Развернутый комментарий автора, подстыкованный к речи вождя, дополняет его размышления с высоты 80—90-х годов, соотносит их с развитием событий всего XX века. Этот переход осуществляется с помощью связующих допущений, за которыми следует авторская догадка и версия: “ Видимо , кремлевского властелина тревожило предчувствие...”, “ Наверно , сразу по восшествии на престол...”, “В ту пору еще никто не думал ...”. С помощью подобных уточнений, перерастающих далее в развернутые суждения, писатель связывает одну часть монолога с другой, образует единое мышление, соединяющее уровень сознания довоенного времени и конца века.

Сам авторский комментарий неоднозначен по своему содержанию и форме. Он может быть прямой оценкой суждений вождя, отражающей действительное отношение к его идеям. Но комментарий может стать и декоративным приложением с охранительной целью. Более сложен комментарий, который имитирует благонадежность автора или солидарность его с нынешними оценками, но по сути содержит в себе лукавство, таит надежду, что читатель не будет излишне доверчив к авторским уточнениям...…

После завершения сцен с вождем писатель осуществляет поэтапное снижение и перевод всего изображенного на уровень художественной мистификации. Механизм этого снижения в романе отработан и использован неоднократно.

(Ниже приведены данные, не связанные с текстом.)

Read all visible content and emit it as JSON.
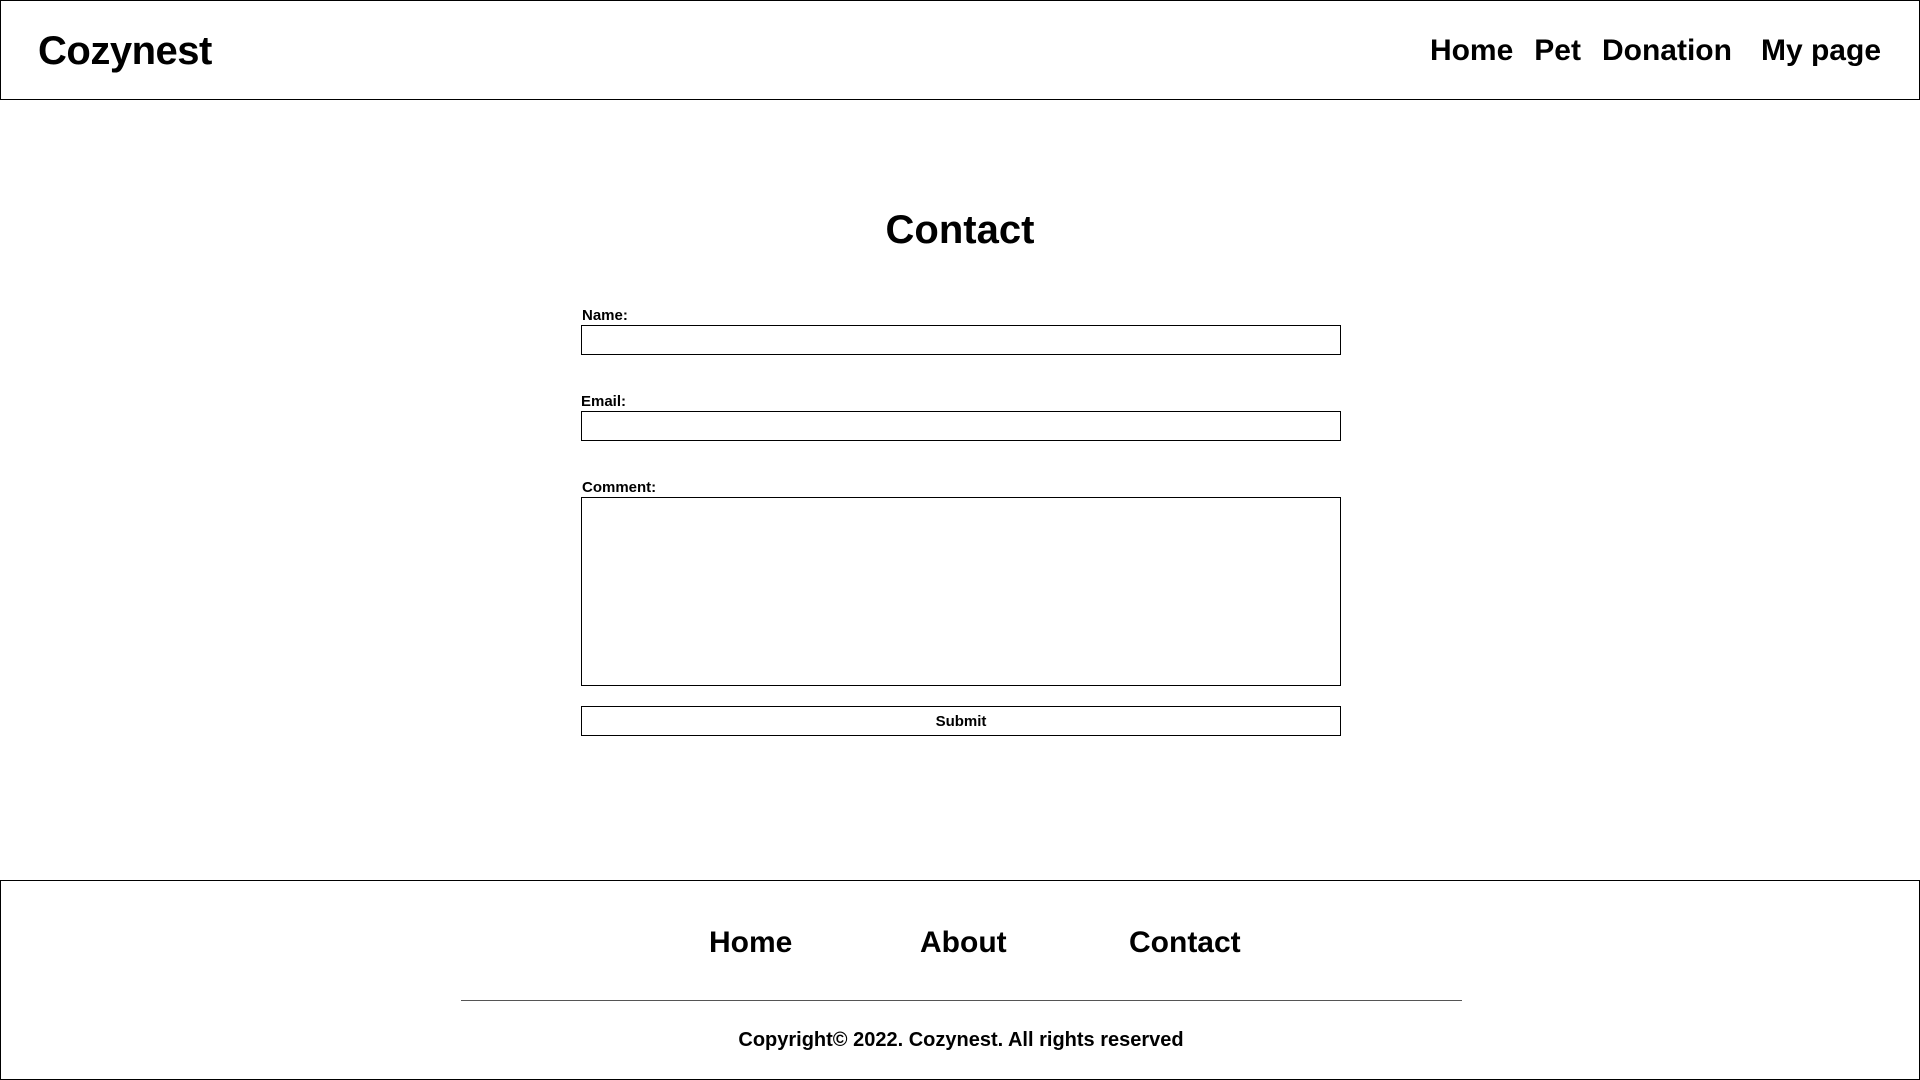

Прежде всего автор ставит под сомнение источники информации о происходящем. Он указывает на недостоверность версии Никанора Шамина, который склонен “увязывать воедино реальные и едва подозреваемые сущности мирозданья”, вплетать в канву действительности фантастические прогнозы своей подружки. Далее становятся под сомнение подробности, связанные с приглашением Ангела к вождю.

И хотя последующие уточнения окрашены легкой иронией, что создает двусмысленность истолкования, Леонов целенаправленно “размывает” произошедшие события и дистанцируется от их изложения. Он заявляет, что монолог кремлевского диктатора нельзя считать достоверным документом, тем более что он произнесен “без свидетелей и стенограммы”. Сам портрет вождя вызывает у него неудовлетворенность бытовым ракурсом и отсутствием “должной политической подоплеки”. По мысли писателя, этот портрет выглядит “всего лишь рукоделием пылкого и небесталанного (...) почитателя из смятенной, безличной толпы, на коленях аплодирующей своему кумиру, только что осознавшему жуткий апофеоз доктрины”. Правда, он уточняет, что современники имеют право на собственное суждение о личности вождя, который столько дней и ночей беспощадно распоряжался судьбой, жизнью, достоянием их отчизны, “чтобы завести ее в цейтнот истории”.